星期五, 10月 23, 2015

PLEASE dont judge and DO NOT spread

I have not done my revision today, one last lecture recording left for personality psychology module, but I felt the urge to write something!

So I logged out from the public computer and rushed back to my room, I think maybe it is good to revise the lecture content in this way too?

Ok, here is my story, it is again about my past in Taiwan.
I need to clarify, although I write something today, I will never ever admit I have mental illness or such. Although this story might sound rationally supported the fact that I have some problem but FUCKING NO.

The lecture recording I just finished was about abnormal psychology, the part which urge me to write this blog was about Psychotic disoder. There are 2 mental illness(?)(I am really not good in memorising the title ORZ) which can be categorised under this personality disorder type: Psychosis and schizophrenia. Psychosis is an umbrella term meaning a person is somehow breaking from reality, not holding to the 'normal' life.
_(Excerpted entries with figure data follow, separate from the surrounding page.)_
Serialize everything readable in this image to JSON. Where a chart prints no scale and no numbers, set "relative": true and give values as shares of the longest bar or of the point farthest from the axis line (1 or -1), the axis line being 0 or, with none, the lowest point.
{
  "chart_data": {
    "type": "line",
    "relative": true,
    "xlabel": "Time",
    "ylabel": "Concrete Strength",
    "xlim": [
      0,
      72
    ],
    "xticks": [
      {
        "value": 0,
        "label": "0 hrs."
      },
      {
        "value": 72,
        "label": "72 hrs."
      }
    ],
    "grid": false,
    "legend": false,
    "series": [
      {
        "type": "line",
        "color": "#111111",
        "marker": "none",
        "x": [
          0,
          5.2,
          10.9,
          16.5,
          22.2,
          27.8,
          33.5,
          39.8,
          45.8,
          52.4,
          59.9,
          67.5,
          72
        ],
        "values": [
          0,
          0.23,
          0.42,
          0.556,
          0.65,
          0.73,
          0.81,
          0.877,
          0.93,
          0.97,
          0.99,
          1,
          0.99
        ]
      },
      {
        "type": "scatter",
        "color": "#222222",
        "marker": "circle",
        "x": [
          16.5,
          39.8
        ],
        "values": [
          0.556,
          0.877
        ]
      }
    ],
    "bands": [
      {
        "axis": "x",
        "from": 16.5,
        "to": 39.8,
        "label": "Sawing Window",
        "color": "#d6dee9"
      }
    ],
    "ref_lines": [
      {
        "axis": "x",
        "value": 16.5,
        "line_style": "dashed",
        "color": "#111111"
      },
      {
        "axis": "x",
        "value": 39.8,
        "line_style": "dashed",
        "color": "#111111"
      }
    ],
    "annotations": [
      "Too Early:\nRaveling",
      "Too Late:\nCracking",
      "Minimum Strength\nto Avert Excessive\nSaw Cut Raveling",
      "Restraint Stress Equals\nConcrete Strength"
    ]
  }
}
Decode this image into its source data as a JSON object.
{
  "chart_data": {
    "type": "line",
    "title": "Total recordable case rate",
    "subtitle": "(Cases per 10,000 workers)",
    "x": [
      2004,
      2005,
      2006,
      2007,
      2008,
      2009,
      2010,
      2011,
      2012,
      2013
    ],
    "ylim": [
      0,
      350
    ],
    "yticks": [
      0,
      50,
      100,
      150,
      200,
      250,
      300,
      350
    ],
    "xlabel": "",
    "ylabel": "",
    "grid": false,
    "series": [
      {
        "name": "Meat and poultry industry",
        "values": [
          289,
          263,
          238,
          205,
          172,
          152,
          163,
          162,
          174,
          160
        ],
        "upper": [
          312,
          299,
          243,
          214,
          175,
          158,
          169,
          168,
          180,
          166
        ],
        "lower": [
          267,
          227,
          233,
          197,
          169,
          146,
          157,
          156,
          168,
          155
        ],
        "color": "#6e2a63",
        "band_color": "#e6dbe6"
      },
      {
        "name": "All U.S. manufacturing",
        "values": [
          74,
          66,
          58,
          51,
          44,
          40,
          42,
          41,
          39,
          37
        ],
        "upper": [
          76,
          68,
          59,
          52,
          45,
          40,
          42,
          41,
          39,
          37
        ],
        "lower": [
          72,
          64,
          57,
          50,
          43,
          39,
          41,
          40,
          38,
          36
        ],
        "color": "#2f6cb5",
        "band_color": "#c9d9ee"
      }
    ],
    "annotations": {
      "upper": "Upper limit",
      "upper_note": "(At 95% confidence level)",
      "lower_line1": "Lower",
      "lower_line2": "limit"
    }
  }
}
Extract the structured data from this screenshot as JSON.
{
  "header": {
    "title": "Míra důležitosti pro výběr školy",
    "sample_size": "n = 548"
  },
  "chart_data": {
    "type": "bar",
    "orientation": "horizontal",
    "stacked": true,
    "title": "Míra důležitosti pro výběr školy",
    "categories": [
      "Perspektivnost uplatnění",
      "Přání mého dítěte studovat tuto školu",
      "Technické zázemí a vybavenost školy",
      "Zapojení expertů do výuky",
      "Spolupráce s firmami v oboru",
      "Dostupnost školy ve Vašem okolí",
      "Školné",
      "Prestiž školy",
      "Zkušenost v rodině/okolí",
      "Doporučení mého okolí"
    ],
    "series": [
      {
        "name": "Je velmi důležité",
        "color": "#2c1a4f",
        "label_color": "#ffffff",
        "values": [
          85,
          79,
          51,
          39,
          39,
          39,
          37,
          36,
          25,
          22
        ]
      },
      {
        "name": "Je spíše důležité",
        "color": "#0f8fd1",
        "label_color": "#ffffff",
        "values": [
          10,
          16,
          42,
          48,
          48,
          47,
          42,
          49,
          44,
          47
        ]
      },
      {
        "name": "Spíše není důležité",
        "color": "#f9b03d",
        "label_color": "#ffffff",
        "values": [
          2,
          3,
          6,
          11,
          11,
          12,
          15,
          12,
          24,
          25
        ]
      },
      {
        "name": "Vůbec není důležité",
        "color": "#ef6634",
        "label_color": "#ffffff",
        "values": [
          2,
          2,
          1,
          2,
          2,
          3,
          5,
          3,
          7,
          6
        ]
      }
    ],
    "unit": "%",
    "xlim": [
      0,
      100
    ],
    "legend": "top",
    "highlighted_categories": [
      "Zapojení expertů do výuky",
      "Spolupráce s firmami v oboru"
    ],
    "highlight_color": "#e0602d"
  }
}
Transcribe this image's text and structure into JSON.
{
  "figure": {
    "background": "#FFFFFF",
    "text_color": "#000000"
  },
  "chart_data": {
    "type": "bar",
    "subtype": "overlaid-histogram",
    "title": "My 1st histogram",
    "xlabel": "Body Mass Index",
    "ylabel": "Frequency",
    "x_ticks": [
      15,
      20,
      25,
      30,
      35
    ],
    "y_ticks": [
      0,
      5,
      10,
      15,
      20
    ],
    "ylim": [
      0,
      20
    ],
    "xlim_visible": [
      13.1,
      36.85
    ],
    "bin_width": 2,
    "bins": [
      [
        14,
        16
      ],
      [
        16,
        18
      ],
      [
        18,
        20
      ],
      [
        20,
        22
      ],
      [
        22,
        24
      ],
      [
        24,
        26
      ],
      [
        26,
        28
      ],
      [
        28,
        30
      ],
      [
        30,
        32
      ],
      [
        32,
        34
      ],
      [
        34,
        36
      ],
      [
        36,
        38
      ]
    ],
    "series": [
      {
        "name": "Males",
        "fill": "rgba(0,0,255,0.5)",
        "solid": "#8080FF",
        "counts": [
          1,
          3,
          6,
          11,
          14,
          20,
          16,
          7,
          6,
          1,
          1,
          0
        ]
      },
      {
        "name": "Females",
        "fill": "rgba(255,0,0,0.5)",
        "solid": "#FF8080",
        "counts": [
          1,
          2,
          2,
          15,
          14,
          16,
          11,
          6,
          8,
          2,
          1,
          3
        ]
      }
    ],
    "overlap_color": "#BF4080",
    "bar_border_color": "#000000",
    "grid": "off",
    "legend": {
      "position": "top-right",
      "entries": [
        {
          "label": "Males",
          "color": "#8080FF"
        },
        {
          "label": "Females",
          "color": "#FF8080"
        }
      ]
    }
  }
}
There are certain categories need to be fulfilled in order to be diagnosed as schizophrenia, which are delusion, hallucination, and...shit I forgot...

I can remember 2 of the delusion symptoms very clearly, and you probably can tell why as you are now reading 'my story'.
The first one is persecution delusion: The false taught of one could be harm or encounter with hostile actions by others. I did felt a particular level of anxiety before when I was in the student residential hall, when I was the only one in the room and I tried to calm my anger towards the stupid school.
I can't explain why but I taught 'they' were observing and judging me 24 hours a day as they really did some mean diagnosis on me. Those mean acts cost my family about RM5000? And their decision had seriously assaulted me.
The second one is reference delusion: The irrational perception of the attention from irrelevant others. I cant explain why, maybe because the high level of loneliness and helplessness, I once persuade myself that the baseball players on TV were winking at me LOL

I was not anyway close to be problematic and ill, NO. Well, the way I am speaking now has its own theory too haha: External locus of control: blaming others and the world for an event. I would not admit this, because it was actually, genuinely their fault. But the external locus of control is linked with the optimistic explainary personality...which is a good thing maybe...

I hope that one day, and I hope it will not be too far away, when I can go back and prove to that stupid but most loved country that I can do things.